Leaving a position in a company unfilled for an extended period of time inevitably causes problems. It doesn’t take long for frustrations to arise due to increasingly unmanageable workloads. As an IT recruitment agency, we’ve heard our fair share of hiring horror stories. 


As well as making life more difficult for existing staff, leaving positions unfilled for long stretches of time limits growth and costs the business money. According to Glassdoor, unfilled jobs in the US tech market alone add up to a value of $20.1 billion. The situation isn’t much better in the UK. Business are unable to find the skilled workers they sorely need and the digital skills gap now costs the UK economy £63 billion a year.


Why you should calculate costs


After being given the go-ahead to make a new hire, companies need to move quickly to minimise losses. But often this doesn’t happen as hiring managers busy with myriad other responsibilities are slow to progress through the hiring process.


As the real cost of an unfilled position isn’t immediately apparent, it is easy to get complacent. But for everyday that it’s put off, more money goes down the drain. Bringing these costs into clearer focus for yourself and other members of your team can provide the motivation necessary to prioritise growing your business more quickly and efficiently.


Hiring managers should be able to effectively communicate a sense of urgency when it comes to unfilled positions. Each hour that a chair remains empty, customers go uncalled, questions are left unanswered, orders go untaken, and new efficiencies go undiscovered.


There are so many intangibles associated with true cost calculation, it is impossible to assign and exact cost of the vacancy. However, by assuming that each current employee has a positive revenue impact (which they should), it makes it possible to calculate the average minimum baseline cost of each open position.


Quantifying lost revenue


Contributing to an article on Dice, Amara Miller, senior technical recruiter for Silicon Graphics International, shared how she works out lost revenue. Dividing the company’s total revenue by the number of employees gives a baseline revenue figure per employee. This number can then be divided by the number of working days per year (220) to calculate daily revenue loss.


Revenue losses are likely to be greater for employees in high-impact positions such as product managers, customer support analysts and software engineers. Using a simple salary multiplier between one and three is the easiest way to account for additional lost revenue from missing employees in revenue-driving roles.


To quantify what each vacant position is costing your business, use this equation:


(Annual revenue / number of employees) / 220 working days X 1,2, or 3 multiplier


It’s easy to see the money lost on tangible things like unrented rooms, unfilled airline seats or unsold product. Although less obvious at first glance, there is no denying that open vacancies represent a similar lost revenue opportunity.

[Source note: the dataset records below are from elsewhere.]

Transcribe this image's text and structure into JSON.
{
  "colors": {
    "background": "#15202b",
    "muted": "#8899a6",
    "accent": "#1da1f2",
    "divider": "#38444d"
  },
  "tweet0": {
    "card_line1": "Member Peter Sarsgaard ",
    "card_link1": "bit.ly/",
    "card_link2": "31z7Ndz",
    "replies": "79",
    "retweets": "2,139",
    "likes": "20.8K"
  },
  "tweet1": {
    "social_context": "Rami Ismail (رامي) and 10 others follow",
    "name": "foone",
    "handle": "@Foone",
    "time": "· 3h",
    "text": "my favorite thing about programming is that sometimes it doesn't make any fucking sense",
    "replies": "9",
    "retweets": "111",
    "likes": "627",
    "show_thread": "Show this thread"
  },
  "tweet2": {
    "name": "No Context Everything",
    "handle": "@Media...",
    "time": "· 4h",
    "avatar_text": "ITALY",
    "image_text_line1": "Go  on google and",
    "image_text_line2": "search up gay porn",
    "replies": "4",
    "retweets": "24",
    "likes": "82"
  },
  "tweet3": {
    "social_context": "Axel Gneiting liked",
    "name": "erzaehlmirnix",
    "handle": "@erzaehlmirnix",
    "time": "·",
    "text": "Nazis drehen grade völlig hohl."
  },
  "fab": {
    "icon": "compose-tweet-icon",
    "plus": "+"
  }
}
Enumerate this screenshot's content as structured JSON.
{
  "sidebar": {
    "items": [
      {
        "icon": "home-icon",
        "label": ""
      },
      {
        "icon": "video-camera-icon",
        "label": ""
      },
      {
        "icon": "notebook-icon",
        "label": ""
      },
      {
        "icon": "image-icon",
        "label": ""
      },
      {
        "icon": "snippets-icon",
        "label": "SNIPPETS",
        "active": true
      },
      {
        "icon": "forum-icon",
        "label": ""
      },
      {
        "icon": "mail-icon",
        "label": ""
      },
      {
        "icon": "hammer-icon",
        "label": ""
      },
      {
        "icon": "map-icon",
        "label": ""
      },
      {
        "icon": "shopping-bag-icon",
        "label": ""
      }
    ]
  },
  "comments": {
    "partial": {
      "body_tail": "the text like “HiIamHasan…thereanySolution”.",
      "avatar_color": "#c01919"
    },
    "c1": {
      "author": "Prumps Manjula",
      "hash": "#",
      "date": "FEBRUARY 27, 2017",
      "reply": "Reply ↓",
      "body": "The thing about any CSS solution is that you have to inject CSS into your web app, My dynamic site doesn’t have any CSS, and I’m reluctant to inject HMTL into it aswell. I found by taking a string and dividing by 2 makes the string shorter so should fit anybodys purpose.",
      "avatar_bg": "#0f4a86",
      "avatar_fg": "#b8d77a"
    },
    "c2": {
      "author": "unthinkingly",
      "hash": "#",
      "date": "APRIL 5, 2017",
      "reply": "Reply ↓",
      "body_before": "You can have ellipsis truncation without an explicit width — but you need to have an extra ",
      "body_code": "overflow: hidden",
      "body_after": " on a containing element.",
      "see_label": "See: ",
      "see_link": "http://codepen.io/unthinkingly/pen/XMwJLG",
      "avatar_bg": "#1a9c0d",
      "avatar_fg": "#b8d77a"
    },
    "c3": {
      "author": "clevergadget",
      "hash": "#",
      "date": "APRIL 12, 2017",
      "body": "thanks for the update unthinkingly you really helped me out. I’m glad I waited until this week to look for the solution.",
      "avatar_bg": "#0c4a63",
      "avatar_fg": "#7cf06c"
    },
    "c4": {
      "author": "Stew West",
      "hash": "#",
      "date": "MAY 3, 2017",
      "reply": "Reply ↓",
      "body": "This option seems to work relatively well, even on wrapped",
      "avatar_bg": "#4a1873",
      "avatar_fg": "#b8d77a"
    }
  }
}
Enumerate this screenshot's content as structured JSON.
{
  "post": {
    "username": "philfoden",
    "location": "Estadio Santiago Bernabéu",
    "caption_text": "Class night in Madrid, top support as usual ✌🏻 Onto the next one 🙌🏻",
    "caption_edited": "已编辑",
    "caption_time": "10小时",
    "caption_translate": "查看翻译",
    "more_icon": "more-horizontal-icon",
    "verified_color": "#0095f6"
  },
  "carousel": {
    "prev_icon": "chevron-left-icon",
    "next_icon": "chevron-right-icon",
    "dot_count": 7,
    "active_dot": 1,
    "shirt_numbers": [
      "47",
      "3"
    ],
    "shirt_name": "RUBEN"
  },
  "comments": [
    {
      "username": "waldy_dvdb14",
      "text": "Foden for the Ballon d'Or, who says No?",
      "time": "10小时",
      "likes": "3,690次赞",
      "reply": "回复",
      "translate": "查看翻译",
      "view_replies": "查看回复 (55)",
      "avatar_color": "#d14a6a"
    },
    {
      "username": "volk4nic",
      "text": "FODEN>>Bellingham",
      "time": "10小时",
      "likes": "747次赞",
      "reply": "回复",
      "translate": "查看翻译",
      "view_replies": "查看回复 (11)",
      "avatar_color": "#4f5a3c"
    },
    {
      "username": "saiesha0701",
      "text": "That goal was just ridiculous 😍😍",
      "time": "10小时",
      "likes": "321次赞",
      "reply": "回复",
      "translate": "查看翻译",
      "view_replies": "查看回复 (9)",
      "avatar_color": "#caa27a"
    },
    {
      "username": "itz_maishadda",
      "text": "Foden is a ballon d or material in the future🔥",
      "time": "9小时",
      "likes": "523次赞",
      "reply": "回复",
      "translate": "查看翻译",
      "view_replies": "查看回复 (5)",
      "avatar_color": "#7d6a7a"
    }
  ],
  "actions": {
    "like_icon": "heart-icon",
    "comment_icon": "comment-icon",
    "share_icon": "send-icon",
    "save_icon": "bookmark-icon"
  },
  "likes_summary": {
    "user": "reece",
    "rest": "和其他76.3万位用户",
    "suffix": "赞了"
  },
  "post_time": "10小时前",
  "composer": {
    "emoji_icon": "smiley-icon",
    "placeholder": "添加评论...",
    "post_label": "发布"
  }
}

Set a limit on acceptable revenue loss


Now that you know what the vacancy is costing your business each day, you should decide an acceptable level of future loss. Having this figure to hand will enable you to work out how quickly the position needs to be filled.


For example if the calculation above revealed that your daily revenue loss is £200 and a typical recruitment fee is £8000 you might set that as an acceptable total revenue loss. Working to this limit, it gives you 40 days (8000 / 200 = 40) to source the right candidates, progress through a number of interview stages and get an offer out to the right person


If your business lacks the internal resources to complete the hiring process in 40 days, then it may be worth outsourcing the most time-consuming parts of the process to an agency that can do them quicker.


Recruiting spend vs Cost of open position


Running the numbers hammers home the fact that revenue losses add up quickly. In most instances, companies don’t have these figures to hand when a position is open. But they certainly build a strong case against leaving it open too long.


Companies should take the time to weigh up their options. Is investing more in recruitment likely to get the position filled faster? If the increased spend on recruitment is less than the cost of leaving the position open then it makes logical sense to make the investment.


It’s very easy to overlook the true value of investing in the right recruitment solution. But in this situation, time really is money.


Finding the recruitment solution that works best for your business not only brings in quality candidates when you need them, but it improves your company’s bottom-line in the process.